6. "Summer Sons" by Lee Mandelo — 4.04 ⭐
Andrew and Eddie were the best of friends, bonded even closer than brothers. That is, until Eddie died, bequeathing Andrew a house he doesn’t want, a roommate he doesn’t know, and friends he doesn’t like. It’s not just that horrible inheritance that compels Andrew to go to Nashville, however—it’s that Andrew isn’t convinced that Eddie died of suicide, as the authorities told him. Which is why he goes… only to find that whatever Eddie encountered might already be waiting for him.

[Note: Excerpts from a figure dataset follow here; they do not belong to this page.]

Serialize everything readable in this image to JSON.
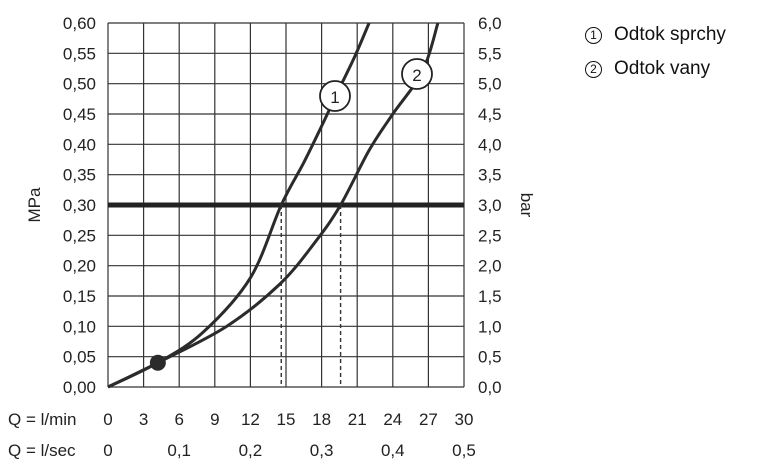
{
  "chart_data": {
    "type": "line",
    "ylabel_left": "MPa",
    "ylabel_right": "bar",
    "ylim": [
      0,
      0.6
    ],
    "y_ticks_left": [
      "0,00",
      "0,05",
      "0,10",
      "0,15",
      "0,20",
      "0,25",
      "0,30",
      "0,35",
      "0,40",
      "0,45",
      "0,50",
      "0,55",
      "0,60"
    ],
    "y_ticks_right": [
      "0,0",
      "0,5",
      "1,0",
      "1,5",
      "2,0",
      "2,5",
      "3,0",
      "3,5",
      "4,0",
      "4,5",
      "5,0",
      "5,5",
      "6,0"
    ],
    "xlim": [
      0,
      30
    ],
    "x_axis_label_lmin": "Q = l/min",
    "x_ticks_lmin": [
      "0",
      "3",
      "6",
      "9",
      "12",
      "15",
      "18",
      "21",
      "24",
      "27",
      "30"
    ],
    "x_axis_label_lsec": "Q = l/sec",
    "x_ticks_lsec": [
      "0",
      "0,1",
      "0,2",
      "0,3",
      "0,4",
      "0,5"
    ],
    "grid": true,
    "reference_line_y": 0.3,
    "marker_point": {
      "x": 4.2,
      "y": 0.04
    },
    "series": [
      {
        "marker": "1",
        "x": [
          0,
          4.2,
          8,
          12,
          14.6,
          16.5,
          18,
          19.2,
          20.8,
          22
        ],
        "y": [
          0,
          0.04,
          0.09,
          0.18,
          0.3,
          0.37,
          0.43,
          0.48,
          0.545,
          0.6
        ]
      },
      {
        "marker": "2",
        "x": [
          0,
          4.2,
          10,
          14.5,
          17.5,
          19.6,
          22,
          24,
          26.5,
          27.8
        ],
        "y": [
          0,
          0.04,
          0.1,
          0.17,
          0.24,
          0.3,
          0.39,
          0.45,
          0.52,
          0.6
        ]
      }
    ],
    "drop_lines": [
      {
        "x": 14.6,
        "y": 0.3
      },
      {
        "x": 19.6,
        "y": 0.3
      }
    ]
  },
  "legend": [
    {
      "marker": "①",
      "label": "Odtok sprchy"
    },
    {
      "marker": "②",
      "label": "Odtok vany"
    }
  ],
  "colors": {
    "grid": "#333333",
    "curve": "#2b2b2b",
    "reference": "#222222"
  }
}
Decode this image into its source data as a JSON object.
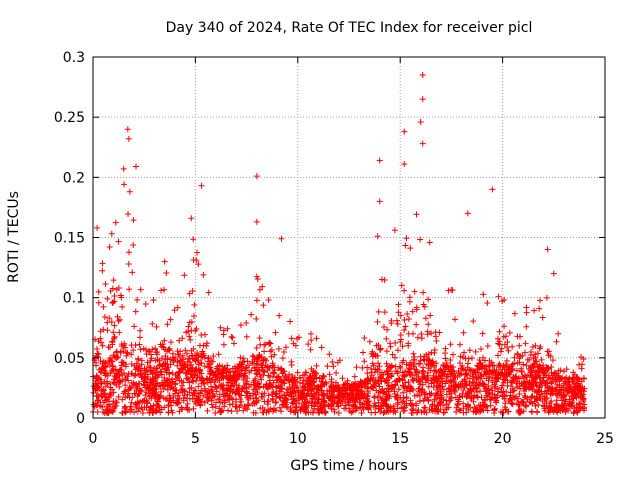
{
  "chart_data": {
    "type": "scatter",
    "title": "Day 340 of 2024, Rate Of TEC Index for receiver picl",
    "xlabel": "GPS time / hours",
    "ylabel": "ROTI / TECUs",
    "xlim": [
      0,
      25
    ],
    "ylim": [
      0,
      0.3
    ],
    "x_ticks": [
      0,
      5,
      10,
      15,
      20,
      25
    ],
    "x_tick_labels": [
      "0",
      "5",
      "10",
      "15",
      "20",
      "25"
    ],
    "y_ticks": [
      0,
      0.05,
      0.1,
      0.15,
      0.2,
      0.25,
      0.3
    ],
    "y_tick_labels": [
      "0",
      "0.05",
      "0.1",
      "0.15",
      "0.2",
      "0.25",
      "0.3"
    ],
    "grid": true,
    "marker": "+",
    "series_color": "#ff0000",
    "grid_color": "#a0a0a0",
    "notable_points": [
      {
        "x": 0.2,
        "y": 0.158
      },
      {
        "x": 1.7,
        "y": 0.24
      },
      {
        "x": 1.75,
        "y": 0.232
      },
      {
        "x": 1.5,
        "y": 0.207
      },
      {
        "x": 2.1,
        "y": 0.209
      },
      {
        "x": 1.8,
        "y": 0.188
      },
      {
        "x": 3.5,
        "y": 0.13
      },
      {
        "x": 4.8,
        "y": 0.166
      },
      {
        "x": 5.3,
        "y": 0.193
      },
      {
        "x": 8.0,
        "y": 0.201
      },
      {
        "x": 8.0,
        "y": 0.163
      },
      {
        "x": 9.2,
        "y": 0.149
      },
      {
        "x": 14.0,
        "y": 0.214
      },
      {
        "x": 14.0,
        "y": 0.18
      },
      {
        "x": 13.9,
        "y": 0.151
      },
      {
        "x": 15.2,
        "y": 0.238
      },
      {
        "x": 15.2,
        "y": 0.211
      },
      {
        "x": 16.1,
        "y": 0.285
      },
      {
        "x": 16.1,
        "y": 0.265
      },
      {
        "x": 16.0,
        "y": 0.246
      },
      {
        "x": 16.1,
        "y": 0.228
      },
      {
        "x": 18.3,
        "y": 0.17
      },
      {
        "x": 19.5,
        "y": 0.19
      },
      {
        "x": 22.2,
        "y": 0.14
      },
      {
        "x": 22.5,
        "y": 0.12
      }
    ],
    "activity_profile": [
      {
        "x": 0.0,
        "base": 0.03,
        "peak": 0.08
      },
      {
        "x": 0.5,
        "base": 0.04,
        "peak": 0.15
      },
      {
        "x": 1.0,
        "base": 0.05,
        "peak": 0.18
      },
      {
        "x": 1.5,
        "base": 0.06,
        "peak": 0.21
      },
      {
        "x": 2.0,
        "base": 0.05,
        "peak": 0.17
      },
      {
        "x": 2.5,
        "base": 0.04,
        "peak": 0.1
      },
      {
        "x": 3.0,
        "base": 0.04,
        "peak": 0.1
      },
      {
        "x": 3.5,
        "base": 0.05,
        "peak": 0.13
      },
      {
        "x": 4.0,
        "base": 0.04,
        "peak": 0.1
      },
      {
        "x": 4.5,
        "base": 0.05,
        "peak": 0.14
      },
      {
        "x": 5.0,
        "base": 0.05,
        "peak": 0.18
      },
      {
        "x": 5.5,
        "base": 0.05,
        "peak": 0.12
      },
      {
        "x": 6.0,
        "base": 0.04,
        "peak": 0.08
      },
      {
        "x": 7.0,
        "base": 0.04,
        "peak": 0.07
      },
      {
        "x": 8.0,
        "base": 0.05,
        "peak": 0.12
      },
      {
        "x": 9.0,
        "base": 0.04,
        "peak": 0.11
      },
      {
        "x": 10.0,
        "base": 0.03,
        "peak": 0.07
      },
      {
        "x": 11.0,
        "base": 0.03,
        "peak": 0.07
      },
      {
        "x": 12.0,
        "base": 0.025,
        "peak": 0.05
      },
      {
        "x": 13.0,
        "base": 0.025,
        "peak": 0.05
      },
      {
        "x": 14.0,
        "base": 0.04,
        "peak": 0.13
      },
      {
        "x": 15.0,
        "base": 0.04,
        "peak": 0.17
      },
      {
        "x": 16.0,
        "base": 0.05,
        "peak": 0.2
      },
      {
        "x": 17.0,
        "base": 0.04,
        "peak": 0.1
      },
      {
        "x": 18.0,
        "base": 0.04,
        "peak": 0.12
      },
      {
        "x": 19.0,
        "base": 0.04,
        "peak": 0.1
      },
      {
        "x": 19.5,
        "base": 0.04,
        "peak": 0.13
      },
      {
        "x": 20.0,
        "base": 0.04,
        "peak": 0.11
      },
      {
        "x": 21.0,
        "base": 0.04,
        "peak": 0.1
      },
      {
        "x": 22.0,
        "base": 0.04,
        "peak": 0.11
      },
      {
        "x": 23.0,
        "base": 0.03,
        "peak": 0.06
      },
      {
        "x": 24.0,
        "base": 0.03,
        "peak": 0.05
      }
    ]
  }
}
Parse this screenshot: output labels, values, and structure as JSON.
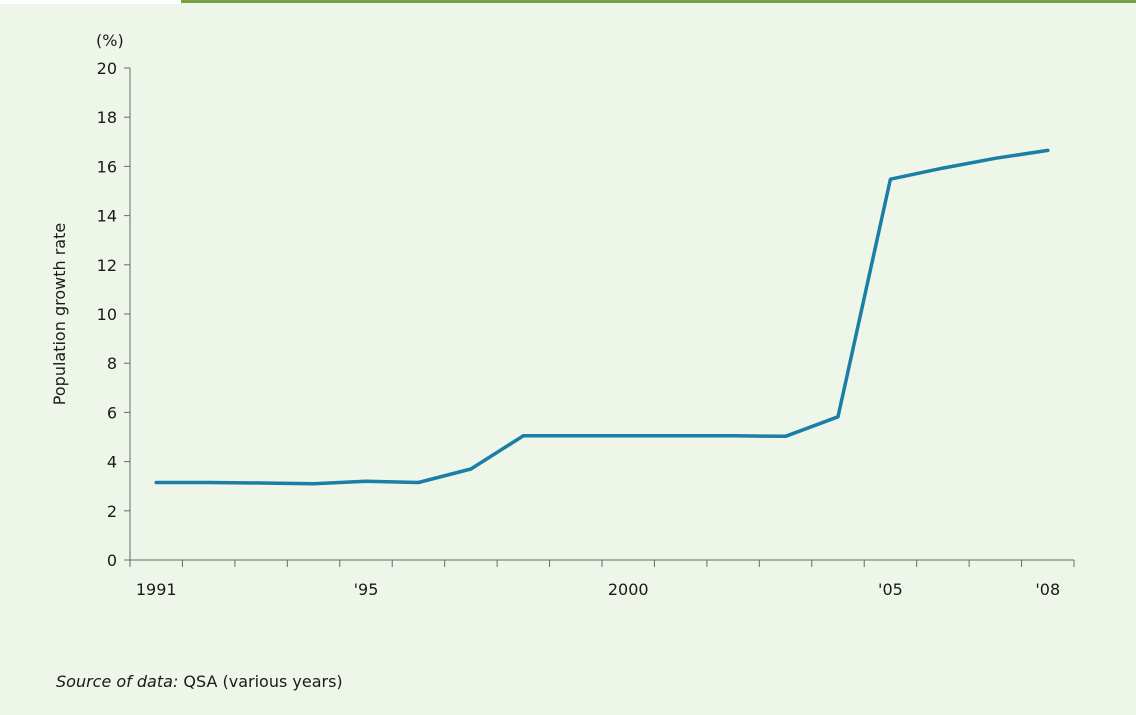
{
  "chart_data": {
    "type": "line",
    "title": "",
    "ylabel": "Population growth rate",
    "yunit": "(%)",
    "xlabel": "",
    "ylim": [
      0,
      20
    ],
    "yticks": [
      0,
      2,
      4,
      6,
      8,
      10,
      12,
      14,
      16,
      18,
      20
    ],
    "x": [
      1991,
      1992,
      1993,
      1994,
      1995,
      1996,
      1997,
      1998,
      1999,
      2000,
      2001,
      2002,
      2003,
      2004,
      2005,
      2006,
      2007,
      2008
    ],
    "xlim": [
      1990.5,
      2008.5
    ],
    "xtick_labels": [
      {
        "year": 1991,
        "label": "1991"
      },
      {
        "year": 1995,
        "label": "'95"
      },
      {
        "year": 2000,
        "label": "2000"
      },
      {
        "year": 2005,
        "label": "'05"
      },
      {
        "year": 2008,
        "label": "'08"
      }
    ],
    "series": [
      {
        "values": [
          3.15,
          3.15,
          3.13,
          3.1,
          3.2,
          3.15,
          3.7,
          5.05,
          5.05,
          5.05,
          5.05,
          5.05,
          5.03,
          5.82,
          15.48,
          15.93,
          16.33,
          16.65
        ],
        "color": "#1b7ea6"
      }
    ],
    "grid": false,
    "legend": "none"
  },
  "source": {
    "label": "Source of data:",
    "text": "QSA (various years)"
  }
}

7. "Later" by Stephen King — 4.04 ⭐
Any list of horror wouldn’t quite be complete without the name Stephen King. And we got lucky in 2021—the master of spine-tingling terror graced us at the beginning of the year with a brand-new novel in the form of Later. Like its fantastic old-school cover, King goes back to his tried-and-true writing roots here, spinning an unputdownable coming-of-age tale with a horror twist. Rather than the gang of lovable losers in It, meet Jamie Conklin, our child narrator for this ride. But he’s no mere child: he can see the dead. Which proves to be terrifying when an NYPD detective discovers his secret and taps him to help track down a killer whose evil just won’t stay buried.
8. "The Last House on Needless Street" by Catriona Ward — 3.99 ⭐
When Stephen King himself says, “The buzz is real. I've read it and was blown away. It's a true nerve-shredder that keeps its mind-blowing secrets to the very end,” about a horror book, you generally should sit up and listen. That’s the case with The Last House on Needless Street, where a family of three live: Ted, his daughter, and his cat, which reads the Bible perfectly. The critics have raved about the twists, but the dimension that Ward brings to the characters might be even better. Prepare to have all of your expectations shattered.
9. "The Mary Shelley Club" by Goldy Moldavsky — 3.97 ⭐
Meet the Mary Shelley Club at Manchester Prep, which isn’t exactly your average book club. No, the Mary Shelley Club is a secret club of students that goes out with one mission on its mind: to dole out fear through the scariest pranks that its members can come up with. As you can imagine, this is a volatile situation that can spin out of control—which it does, when the pranks escalate and someone takes it upon themselves to target the club itself. Though this instant classic might lean a bit towards YA territory, it will deliver plenty of Scream-inspired scares on Halloween.
10. "The Book of Accidents" by Chuck Wendig — 3.93 ⭐
Chuck Wendig is another big name to have published a book in 2021, and it lives up to his growing reputation as a master of modern horror. You might not think that anything new can be done with a haunted house at this point, but both Catriona Ward in the previous entry and now Chuck Wendig flip the trope on its head to weave altogether different but equally chilling stories. The Book of Accidents tells the story of a broken family who’s just returned to an old hometown, which sparks a slow slide of dread and fear as the darkness ramps up and generational trauma sets in.
There you have it! The 10 scariest books of the year, according to the users of Goodreads. Which ones have you read? What spooky tome tops your own personal list?